# Quality battery powered courtesy lights



## jasonrl23 (Jul 27, 2009)

Im not positive of pre rigged batteries, but I cant recommend Super Bright LEDs more.

When I owned a ATV I bought their 6" IP68 light bar. It put larger light bars to shame, and was completely submersible. 

Here are its light strips. They have a lot of IP67 strip light options, and submersible IP68 if needed.
https://www.superbrightleds.com/cat/weatherproof-led-strips/


----------



## albuilt51 (Sep 30, 2016)

https://www.harborfreight.com/search?q=led light

These are incredible little lights and are offered free with any purchase about every other week. Batteries (3 AAA) last forever. I keep them in the house, car, boat, basement, garage, barn. Can be easily semi-permanent mounted using Velcro.


----------



## Capt. Moose (Dec 12, 2015)

albuilt51 said:


> https://www.harborfreight.com/search?q=led light
> 
> These are incredible little lights and are offered free with any purchase about every other week. Batteries (3 AAA) last forever. I keep them in the house, car, boat, basement, garage, barn. Can be easily semi-permanent mounted using Velcro.
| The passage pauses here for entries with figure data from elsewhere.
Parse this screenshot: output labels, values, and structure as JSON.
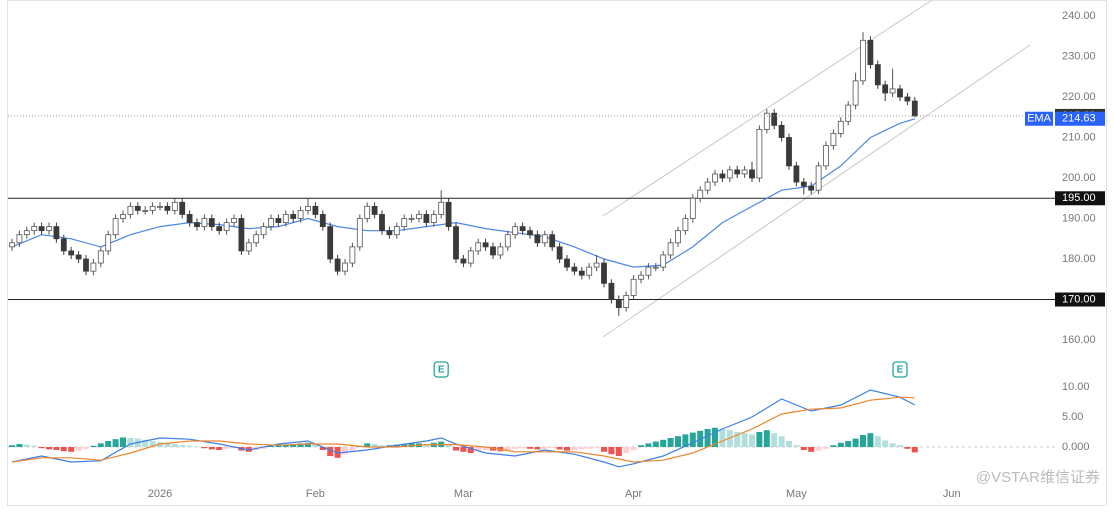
{
  "chart_data": [
    {
      "type": "candlestick",
      "x": [
        0,
        1,
        2,
        3,
        4,
        5,
        6,
        7,
        8,
        9,
        10,
        11,
        12,
        13,
        14,
        15,
        16,
        17,
        18,
        19,
        20,
        21,
        22,
        23,
        24,
        25,
        26,
        27,
        28,
        29,
        30,
        31,
        32,
        33,
        34,
        35,
        36,
        37,
        38,
        39,
        40,
        41,
        42,
        43,
        44,
        45,
        46,
        47,
        48,
        49,
        50,
        51,
        52,
        53,
        54,
        55,
        56,
        57,
        58,
        59,
        60,
        61,
        62,
        63,
        64,
        65,
        66,
        67,
        68,
        69,
        70,
        71,
        72,
        73,
        74,
        75,
        76,
        77,
        78,
        79,
        80,
        81,
        82,
        83,
        84,
        85,
        86,
        87,
        88,
        89,
        90,
        91,
        92,
        93,
        94,
        95,
        96,
        97,
        98,
        99,
        100,
        101,
        102,
        103,
        104,
        105,
        106,
        107,
        108,
        109,
        110,
        111,
        112,
        113,
        114,
        115,
        116,
        117,
        118,
        119,
        120,
        121,
        122
      ],
      "open": [
        183,
        184,
        186,
        187,
        188,
        187,
        188,
        185,
        182,
        181,
        180,
        177,
        179,
        182,
        186,
        190,
        191,
        193,
        192,
        192,
        193,
        193,
        192,
        194,
        191,
        189,
        188,
        190,
        188,
        187,
        189,
        190,
        182,
        184,
        186,
        188,
        190,
        189,
        191,
        190,
        192,
        193,
        191,
        188,
        180,
        177,
        179,
        183,
        190,
        193,
        191,
        187,
        186,
        188,
        190,
        190,
        191,
        189,
        191,
        194,
        188,
        180,
        179,
        182,
        184,
        183,
        181,
        183,
        186,
        188,
        187,
        186,
        184,
        186,
        183,
        180,
        178,
        177,
        176,
        178,
        179,
        174,
        170,
        168,
        171,
        175,
        176,
        178,
        178,
        181,
        184,
        187,
        190,
        195,
        197,
        199,
        201,
        200,
        202,
        201,
        202,
        200,
        212,
        216,
        213,
        210,
        203,
        199,
        198,
        197,
        203,
        208,
        211,
        214,
        218,
        224,
        234,
        228,
        223,
        221,
        222,
        220,
        219
      ],
      "high": [
        185,
        187,
        188,
        189,
        189,
        189,
        189,
        186,
        183,
        182,
        181,
        180,
        183,
        187,
        191,
        192,
        194,
        194,
        193,
        194,
        194,
        194,
        195,
        195,
        192,
        190,
        191,
        191,
        189,
        190,
        191,
        191,
        185,
        187,
        189,
        191,
        191,
        192,
        192,
        193,
        195,
        194,
        192,
        189,
        181,
        180,
        184,
        191,
        194,
        194,
        192,
        188,
        189,
        191,
        191,
        192,
        192,
        192,
        197,
        195,
        189,
        181,
        183,
        185,
        185,
        184,
        184,
        187,
        189,
        189,
        188,
        187,
        187,
        187,
        184,
        181,
        179,
        178,
        179,
        181,
        180,
        175,
        171,
        172,
        176,
        177,
        179,
        179,
        182,
        185,
        188,
        191,
        196,
        198,
        200,
        202,
        202,
        203,
        203,
        203,
        204,
        213,
        217,
        217,
        214,
        211,
        204,
        200,
        199,
        204,
        209,
        212,
        215,
        219,
        226,
        236,
        235,
        229,
        224,
        227,
        223,
        221,
        220
      ],
      "low": [
        182,
        183,
        185,
        186,
        186,
        186,
        184,
        181,
        180,
        179,
        176,
        176,
        178,
        181,
        185,
        189,
        190,
        191,
        191,
        191,
        192,
        191,
        191,
        190,
        188,
        187,
        187,
        187,
        186,
        186,
        188,
        181,
        181,
        183,
        185,
        187,
        188,
        188,
        189,
        189,
        191,
        190,
        187,
        179,
        176,
        176,
        178,
        182,
        189,
        190,
        186,
        185,
        185,
        187,
        189,
        189,
        188,
        188,
        190,
        187,
        179,
        178,
        178,
        181,
        182,
        180,
        180,
        182,
        185,
        186,
        185,
        183,
        183,
        182,
        179,
        177,
        176,
        175,
        175,
        177,
        173,
        169,
        166,
        167,
        170,
        174,
        175,
        177,
        177,
        180,
        183,
        186,
        189,
        194,
        196,
        198,
        199,
        199,
        200,
        200,
        199,
        199,
        211,
        212,
        209,
        202,
        198,
        196,
        196,
        196,
        202,
        207,
        210,
        213,
        217,
        223,
        227,
        222,
        219,
        220,
        219,
        218,
        215
      ],
      "close": [
        184,
        186,
        187,
        188,
        187,
        188,
        185,
        182,
        181,
        180,
        177,
        179,
        182,
        186,
        190,
        191,
        193,
        192,
        192,
        193,
        193,
        192,
        194,
        191,
        189,
        188,
        190,
        188,
        187,
        189,
        190,
        182,
        184,
        186,
        188,
        190,
        189,
        191,
        190,
        192,
        193,
        191,
        188,
        180,
        177,
        179,
        183,
        190,
        193,
        191,
        187,
        186,
        188,
        190,
        190,
        191,
        189,
        191,
        194,
        188,
        180,
        179,
        182,
        184,
        183,
        181,
        183,
        186,
        188,
        187,
        186,
        184,
        186,
        183,
        180,
        178,
        177,
        176,
        178,
        179,
        174,
        170,
        168,
        171,
        175,
        176,
        178,
        178,
        181,
        184,
        187,
        190,
        195,
        197,
        199,
        201,
        200,
        202,
        201,
        202,
        200,
        212,
        216,
        213,
        210,
        203,
        199,
        198,
        197,
        203,
        208,
        211,
        214,
        218,
        224,
        234,
        228,
        223,
        221,
        222,
        220,
        219,
        215.33
      ],
      "up_color": "#ffffff",
      "down_color": "#3a3a3a",
      "edge_color": "#555555",
      "xlim": [
        0,
        140
      ],
      "xticks": [
        {
          "value": 20,
          "label": "2026"
        },
        {
          "value": 41,
          "label": "Feb"
        },
        {
          "value": 61,
          "label": "Mar"
        },
        {
          "value": 84,
          "label": "Apr"
        },
        {
          "value": 106,
          "label": "May"
        },
        {
          "value": 127,
          "label": "Jun"
        }
      ],
      "ylim": [
        156.3,
        243.95
      ],
      "yticks": [
        {
          "value": 160,
          "label": "160.00"
        },
        {
          "value": 170,
          "label": "170.00"
        },
        {
          "value": 180,
          "label": "180.00"
        },
        {
          "value": 190,
          "label": "190.00"
        },
        {
          "value": 200,
          "label": "200.00"
        },
        {
          "value": 210,
          "label": "210.00"
        },
        {
          "value": 220,
          "label": "220.00"
        },
        {
          "value": 230,
          "label": "230.00"
        },
        {
          "value": 240,
          "label": "240.00"
        }
      ],
      "levels": [
        {
          "value": 195,
          "label": "195.00"
        },
        {
          "value": 170,
          "label": "170.00"
        }
      ],
      "ema": {
        "name": "EMA",
        "color": "#4a86e8",
        "x": [
          0,
          4,
          8,
          12,
          16,
          20,
          24,
          28,
          32,
          36,
          40,
          44,
          48,
          52,
          56,
          60,
          64,
          68,
          72,
          76,
          80,
          84,
          88,
          92,
          96,
          100,
          104,
          108,
          112,
          116,
          120,
          122
        ],
        "values": [
          183,
          186,
          185,
          183,
          186,
          188,
          189,
          188.5,
          187.5,
          188,
          190,
          188,
          187,
          187,
          188,
          189,
          187.5,
          186.5,
          185.5,
          183,
          180,
          178,
          178.5,
          183,
          189,
          193,
          197,
          198,
          203,
          210,
          213.5,
          214.63
        ]
      },
      "events": [
        {
          "x": 58,
          "label": "E"
        },
        {
          "x": 120,
          "label": "E"
        }
      ],
      "watermark": "@VSTAR维信证券"
    },
    {
      "type": "macd",
      "xlim": [
        0,
        140
      ],
      "ylim": [
        -5.5,
        13.7
      ],
      "yticks": [
        {
          "value": 0,
          "label": "0.000"
        },
        {
          "value": 5,
          "label": "5.00"
        },
        {
          "value": 10,
          "label": "10.00"
        }
      ],
      "x": [
        0,
        1,
        2,
        3,
        4,
        5,
        6,
        7,
        8,
        9,
        10,
        11,
        12,
        13,
        14,
        15,
        16,
        17,
        18,
        19,
        20,
        21,
        22,
        23,
        24,
        25,
        26,
        27,
        28,
        29,
        30,
        31,
        32,
        33,
        34,
        35,
        36,
        37,
        38,
        39,
        40,
        41,
        42,
        43,
        44,
        45,
        46,
        47,
        48,
        49,
        50,
        51,
        52,
        53,
        54,
        55,
        56,
        57,
        58,
        59,
        60,
        61,
        62,
        63,
        64,
        65,
        66,
        67,
        68,
        69,
        70,
        71,
        72,
        73,
        74,
        75,
        76,
        77,
        78,
        79,
        80,
        81,
        82,
        83,
        84,
        85,
        86,
        87,
        88,
        89,
        90,
        91,
        92,
        93,
        94,
        95,
        96,
        97,
        98,
        99,
        100,
        101,
        102,
        103,
        104,
        105,
        106,
        107,
        108,
        109,
        110,
        111,
        112,
        113,
        114,
        115,
        116,
        117,
        118,
        119,
        120,
        121,
        122
      ],
      "histogram": [
        0.3,
        0.5,
        0.4,
        0.2,
        -0.2,
        -0.4,
        -0.5,
        -0.7,
        -0.8,
        -0.6,
        -0.3,
        0.2,
        0.6,
        1,
        1.3,
        1.6,
        1.5,
        1.4,
        1.2,
        1,
        0.8,
        0.6,
        0.5,
        0.3,
        0.2,
        0.1,
        -0.2,
        -0.4,
        -0.5,
        -0.3,
        -0.2,
        -0.6,
        -0.8,
        -0.5,
        -0.3,
        0.2,
        0.3,
        0.4,
        0.5,
        0.6,
        0.7,
        0.5,
        -0.5,
        -1.5,
        -1.8,
        -1.2,
        -0.6,
        0.2,
        0.6,
        0.5,
        0.3,
        0.3,
        0.4,
        0.5,
        0.6,
        0.6,
        0.5,
        0.7,
        0.9,
        0.4,
        -0.6,
        -0.8,
        -1,
        -0.7,
        -0.5,
        -0.6,
        -0.7,
        -0.5,
        -0.3,
        -0.2,
        -0.3,
        -0.4,
        -0.3,
        -0.2,
        -0.4,
        -0.6,
        -0.5,
        -0.4,
        -0.3,
        -0.2,
        -0.8,
        -1.2,
        -1.5,
        -1,
        -0.5,
        0.3,
        0.6,
        0.9,
        1.2,
        1.5,
        1.8,
        2.1,
        2.4,
        2.7,
        3,
        3.2,
        3,
        2.8,
        2.5,
        2.3,
        2.1,
        2.5,
        2.8,
        2.3,
        1.8,
        1,
        0.3,
        -0.5,
        -0.8,
        -0.6,
        -0.3,
        0.3,
        0.7,
        1,
        1.4,
        2,
        2.3,
        1.8,
        1.1,
        0.6,
        0.3,
        -0.3,
        -0.9
      ],
      "hist_colors": [
        "#26a69a",
        "#b2dfdb",
        "#ef5350",
        "#ffcdd2"
      ],
      "series": [
        {
          "color": "#3d7fe8",
          "x": [
            0,
            4,
            8,
            12,
            16,
            20,
            24,
            28,
            32,
            36,
            40,
            44,
            48,
            52,
            56,
            58,
            60,
            64,
            68,
            72,
            76,
            80,
            82,
            84,
            88,
            92,
            96,
            100,
            104,
            108,
            112,
            116,
            120,
            122
          ],
          "values": [
            -2.5,
            -1.5,
            -2.5,
            -2.3,
            0.5,
            1.5,
            1.3,
            0.5,
            -0.5,
            0.5,
            1,
            -1,
            -0.5,
            0.3,
            1,
            1.5,
            0.5,
            -1,
            -1.5,
            -0.5,
            -1.2,
            -2.5,
            -3.3,
            -2.8,
            -1.5,
            0.7,
            3,
            5,
            8,
            6,
            7,
            9.5,
            8.3,
            7
          ]
        },
        {
          "color": "#f0842c",
          "x": [
            0,
            4,
            8,
            12,
            16,
            20,
            24,
            28,
            32,
            36,
            40,
            44,
            48,
            52,
            56,
            60,
            64,
            68,
            72,
            76,
            80,
            84,
            88,
            92,
            96,
            100,
            104,
            108,
            112,
            116,
            120,
            122
          ],
          "values": [
            -2.5,
            -1.8,
            -1.8,
            -2.2,
            -1,
            0.5,
            1,
            1,
            0.5,
            0.3,
            0.5,
            0.5,
            0,
            0,
            0.4,
            0.4,
            0,
            -0.8,
            -0.8,
            -0.8,
            -1.5,
            -2.5,
            -2.2,
            -1,
            1,
            3,
            5.5,
            6.3,
            6.5,
            7.8,
            8.3,
            8.2
          ]
        }
      ]
    }
  ]
}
The link sends me to a page with all the leds. Not really specific.


----------



## albuilt51 (Sep 30, 2016)

The very first one at the top left,
*Ultra Bright LED Portable Worklight/Flashlight*
$3.99.


----------



## mro (Jan 24, 2018)

Pretty sure on a scale of one to ten for quality,
Harbor freight comes in at 2 to 4

$ they are cheep too
pun intended


----------



## Capt. Moose (Dec 12, 2015)

I wish I could find quality strip lights with this tech. Same button. So you just put your hand under the gunnel and feel where it’s at.


----------



## albuilt51 (Sep 30, 2016)

mro said:


> Pretty sure on a scale of one to ten for quality,
> Harbor freight comes in at 2 to 4
> 
> $ they are cheep too
> pun intended


You're not speaking from experience. They are a great light for many uses, and for quality, read the reviews - they're accurate. More money than sense? Keep looking until your wallet screams for mercy, but it's doubtful you'd be any further ahead.


----------



## hipshot (Sep 29, 2018)

Check the motorcycle (specifically cruisers) forums. Those guys love hidden LED lighting. There is one company that a lot of them use, but I can’t recall the name offhand..


----------



## albuilt51 (Sep 30, 2016)

I have used these as well, for illuminating the water under my boat for night time fishing. Very bright, very low battery draw. On Amazon...


*https://www.amazon.com/PryEU-Daylig...proof+LED+strip+lights&qid=1573334186&sr=8-17*


----------



## albuilt51 (Sep 30, 2016)

Copy/Paste for Amazon lights that include 3 AAA battery box with switch;
*FISHBERG Waterproof 3528 SMD 120 LEDs Strip Lights Battery Operated 2M 6.6Ft Led Flexible Light Strip Crafts Lighting (Multicolor)*


----------



## No Bait / Lures Only (Apr 10, 2011)

Capt. Moose said:


> I wish I could find quality strip lights with this tech. Same button. So you just put your hand under the gunnel and feel where it’s at.
> 
> View attachment 100816


I have some of these for back ups!


----------